Kosteneinsparungen. Dafür zahlt man natürlich gerne, ganz besonders für all die proprietären Anwendungen die ersetzt oder gar neu programmiert werden müssen.
Wenn ich sowas lese frage ich mich echt ob MS weiß was in Firmen mit ihren Betriebssystemen gemacht wird.
 
@Johnny Cache: Warum sollten die proprietären Anwendung auf einmal alle nicht mehr unter Windows 7 laufen? Wenn das so ist, sollte man eher fragen, wenn sich Programmierer endlich an die Programmierregeln halten.
 
@Johnny Cache: Das wissen die bestimmt. Nur wenn die sagen "Leute, bleibt bei XP das reicht euch vollkommen aus" verdienen die ja kein Geld. Das wäre ja aus wirtschaftlicher Sicht komplett bescheuert!
 
@Johnny Cache: Für die Programmierer die unfähig sind ein vernünftiges Windows-Programm zu schreiben, oder sogar den IE6 voraussetzen hat MS ja den XP-Modus eingeführt. Wenn ich eine Firma hätte und irgendwelche speziell auf meine Arbeitsgebiet ausgelegt Software benötigen sollte, dann würde ich mit den Programmieren einen Vertrag aushandeln, das die Software Windows-Konform programmiert wird und auch das Rechte-Management von Windows akzeptiert und nicht auf irgendwelche Browser-Engine basiert. Natürlich müsste auch ein Support zur Verfügung stehen. Wenn das alles berücksichtigt wird, kann man zu 95% davon ausgehen, dass die Software auch in folgenden Windows-Versionen problemlos läuft.
 
@seaman: Wofür XP Modus wenn man gleich bei XP bleiben kann? Wenn ich eine Firma hätte würde ich einen Admin einstellen der sich darum kümmert dass die Firma mit dem was sie hat möglichst lang und effizient auskommt, in diesem Fall mit XP, und nicht darauf abzielen Software zu erstellen mit der ich möglichst oft auf neuere Systeme umsteigen kann und neue Lizenzgebühren zahlen darf. Die Angestellten hier brauchen jedenfalls kein AERO Glass oder Windows Defender oder UAC um ihre Arbeit zu machen.
 
@all: Ihr wißt es also auch nicht. Viele der selbst heute noch eingesetzten Programme sind zwar ganz ordentlich programmiert, allerdings noch für Windows 3.1 und deren Programmierer sind schon lange tot oder haben sich einen anständigen Beruf gesucht.

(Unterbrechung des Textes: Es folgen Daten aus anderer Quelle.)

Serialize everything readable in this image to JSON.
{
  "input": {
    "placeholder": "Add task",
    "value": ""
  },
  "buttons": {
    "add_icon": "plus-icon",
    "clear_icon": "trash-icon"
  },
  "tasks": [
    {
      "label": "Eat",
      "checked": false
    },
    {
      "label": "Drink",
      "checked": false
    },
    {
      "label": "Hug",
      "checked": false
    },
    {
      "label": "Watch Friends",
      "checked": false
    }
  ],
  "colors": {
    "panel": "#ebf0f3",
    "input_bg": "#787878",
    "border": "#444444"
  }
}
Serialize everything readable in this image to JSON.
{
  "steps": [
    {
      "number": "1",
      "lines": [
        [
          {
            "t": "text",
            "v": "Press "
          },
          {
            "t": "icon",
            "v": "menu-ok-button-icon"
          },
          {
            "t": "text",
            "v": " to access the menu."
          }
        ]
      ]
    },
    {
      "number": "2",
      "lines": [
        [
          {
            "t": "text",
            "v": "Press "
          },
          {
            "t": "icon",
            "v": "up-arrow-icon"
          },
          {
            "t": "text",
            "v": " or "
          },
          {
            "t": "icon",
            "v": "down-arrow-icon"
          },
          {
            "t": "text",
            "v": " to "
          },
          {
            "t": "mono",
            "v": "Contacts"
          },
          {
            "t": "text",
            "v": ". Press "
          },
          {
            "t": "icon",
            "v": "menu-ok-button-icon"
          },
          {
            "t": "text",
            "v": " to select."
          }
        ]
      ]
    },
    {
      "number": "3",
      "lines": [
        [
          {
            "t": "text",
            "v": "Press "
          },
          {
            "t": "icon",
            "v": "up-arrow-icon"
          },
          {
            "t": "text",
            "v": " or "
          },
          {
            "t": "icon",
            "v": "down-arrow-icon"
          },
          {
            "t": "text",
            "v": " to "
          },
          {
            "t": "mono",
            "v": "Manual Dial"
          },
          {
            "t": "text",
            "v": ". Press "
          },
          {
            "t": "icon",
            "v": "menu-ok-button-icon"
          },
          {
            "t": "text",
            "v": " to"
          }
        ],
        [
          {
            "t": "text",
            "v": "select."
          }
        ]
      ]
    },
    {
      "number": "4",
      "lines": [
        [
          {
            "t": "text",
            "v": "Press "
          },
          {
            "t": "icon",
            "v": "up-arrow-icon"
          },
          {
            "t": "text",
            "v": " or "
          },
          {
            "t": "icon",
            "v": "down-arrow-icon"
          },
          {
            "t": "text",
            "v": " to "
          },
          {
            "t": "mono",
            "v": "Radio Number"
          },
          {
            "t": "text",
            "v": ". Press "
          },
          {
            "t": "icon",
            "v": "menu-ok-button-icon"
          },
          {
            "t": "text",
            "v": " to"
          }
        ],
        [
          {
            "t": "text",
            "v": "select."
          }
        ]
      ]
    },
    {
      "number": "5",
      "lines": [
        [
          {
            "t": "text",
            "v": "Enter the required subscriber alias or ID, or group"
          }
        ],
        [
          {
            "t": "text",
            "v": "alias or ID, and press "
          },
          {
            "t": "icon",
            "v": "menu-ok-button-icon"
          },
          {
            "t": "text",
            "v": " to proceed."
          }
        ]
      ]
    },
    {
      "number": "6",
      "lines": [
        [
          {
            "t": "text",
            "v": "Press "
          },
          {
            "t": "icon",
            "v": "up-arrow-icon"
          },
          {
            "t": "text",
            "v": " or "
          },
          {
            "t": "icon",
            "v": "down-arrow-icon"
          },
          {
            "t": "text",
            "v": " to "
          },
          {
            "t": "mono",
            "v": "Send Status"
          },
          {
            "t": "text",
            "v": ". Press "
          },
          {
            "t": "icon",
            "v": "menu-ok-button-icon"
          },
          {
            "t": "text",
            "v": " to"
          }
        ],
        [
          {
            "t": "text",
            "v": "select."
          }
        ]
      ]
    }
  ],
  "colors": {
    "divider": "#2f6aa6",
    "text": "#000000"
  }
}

Und wenn man als Firma vor der Entscheidung steht ein neues OS für viel Geld (teure Schulungen gehören nämlich auch dazu) zu investieren und dann auch noch noch zig kleine Tools neu programmieren lassen zu müssen, dann wird einem schnell klar daß XP einen deutlich bessere Wahl ist als Vista oder Seven. Natürlich bietet es auch Vorteile, aber da sich diese selten in Geld ausdrücken lassen fällt den Controllern die Entscheiden meist sehr leicht.
 
@all: Ihr wißt es also auch nicht. Viele der selbst heute noch eingesetzten Programme sind zwar ganz ordentlich programmiert, allerdings noch für Windows 3.1 und deren Programmierer sind schon lange tot oder haben sich einen anständigen Beruf gesucht.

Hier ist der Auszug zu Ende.